El uno se tornó ciervo, el otro se tornó can
el otro se tornó moro, pasó las aguas del mar.
Andábase Lanzarote entre las damas holgando,
grandes voces dio la una: Caballero, estad parado.
Si fuese la mi ventura, cumplido fuese mi hado
que yo casase con vos y vos comigo de grado
y me diésedes en arras aquel ciervo del pie blanco.
Dároslo he yo, mi señora, de corazón y de grado
y supiese yo las tierras donde el ciervo era criado.
Ya cabalga Lanzarote, ya cabalga y ya su vía;
delante de sí llevaba los sabuesos por la traílla.
Llegado había a una ermita, donde un ermitaño había.
Dios te salve, el hombre bueno. Buena sea tu venida:
Cazador me pareceéis en los sabuesos que traía.
Dígasme tú, el ermitaño, tú que haces santa vida,
ese ciervo del pie blanco, ¿dónde hace su manida?
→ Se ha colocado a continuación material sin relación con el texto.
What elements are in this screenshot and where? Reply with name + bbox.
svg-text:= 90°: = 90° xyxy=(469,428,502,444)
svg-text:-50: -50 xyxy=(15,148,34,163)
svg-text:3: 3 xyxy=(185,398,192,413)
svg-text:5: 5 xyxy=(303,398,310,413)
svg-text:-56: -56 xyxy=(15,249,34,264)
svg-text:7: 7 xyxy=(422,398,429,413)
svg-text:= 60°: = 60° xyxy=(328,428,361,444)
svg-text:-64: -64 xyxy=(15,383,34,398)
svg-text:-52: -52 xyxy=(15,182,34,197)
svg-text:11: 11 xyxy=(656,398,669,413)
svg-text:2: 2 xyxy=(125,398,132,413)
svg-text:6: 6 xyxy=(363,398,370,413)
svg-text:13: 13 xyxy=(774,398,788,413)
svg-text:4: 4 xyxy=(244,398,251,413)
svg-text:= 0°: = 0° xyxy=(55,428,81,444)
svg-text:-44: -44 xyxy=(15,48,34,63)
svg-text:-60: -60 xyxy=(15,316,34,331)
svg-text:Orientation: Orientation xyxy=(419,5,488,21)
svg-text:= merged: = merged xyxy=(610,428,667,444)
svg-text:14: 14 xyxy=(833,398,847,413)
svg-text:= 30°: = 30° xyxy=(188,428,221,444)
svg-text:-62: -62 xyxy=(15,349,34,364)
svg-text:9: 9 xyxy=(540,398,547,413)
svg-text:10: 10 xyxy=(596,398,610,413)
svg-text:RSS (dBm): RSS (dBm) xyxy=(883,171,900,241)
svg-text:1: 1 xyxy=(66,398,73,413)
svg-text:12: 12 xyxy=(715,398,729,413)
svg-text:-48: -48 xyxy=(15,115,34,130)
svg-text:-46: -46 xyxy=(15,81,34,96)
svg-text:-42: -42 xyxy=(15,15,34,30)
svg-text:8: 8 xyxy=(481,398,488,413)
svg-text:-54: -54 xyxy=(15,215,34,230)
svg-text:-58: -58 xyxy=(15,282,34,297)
Quedáis os aquí, mi hijo, hasta que sea de día;
contaros he lo que vi y todo lo que sabía.
Por aquí pasó esta noche dos horas antes del día,
siete leones con él y una leona parida.
Siete condes deja muertos y mucha caballería.
Siempre Dios te guarde, hijo, por do quier que fuer tu ida,
que quien acá te envió no te quería dar la vida.
¡Ay dueña de Quintañones, de mal fuego seas ardida,
que tanto buen caballero por tí ha perdido la vida!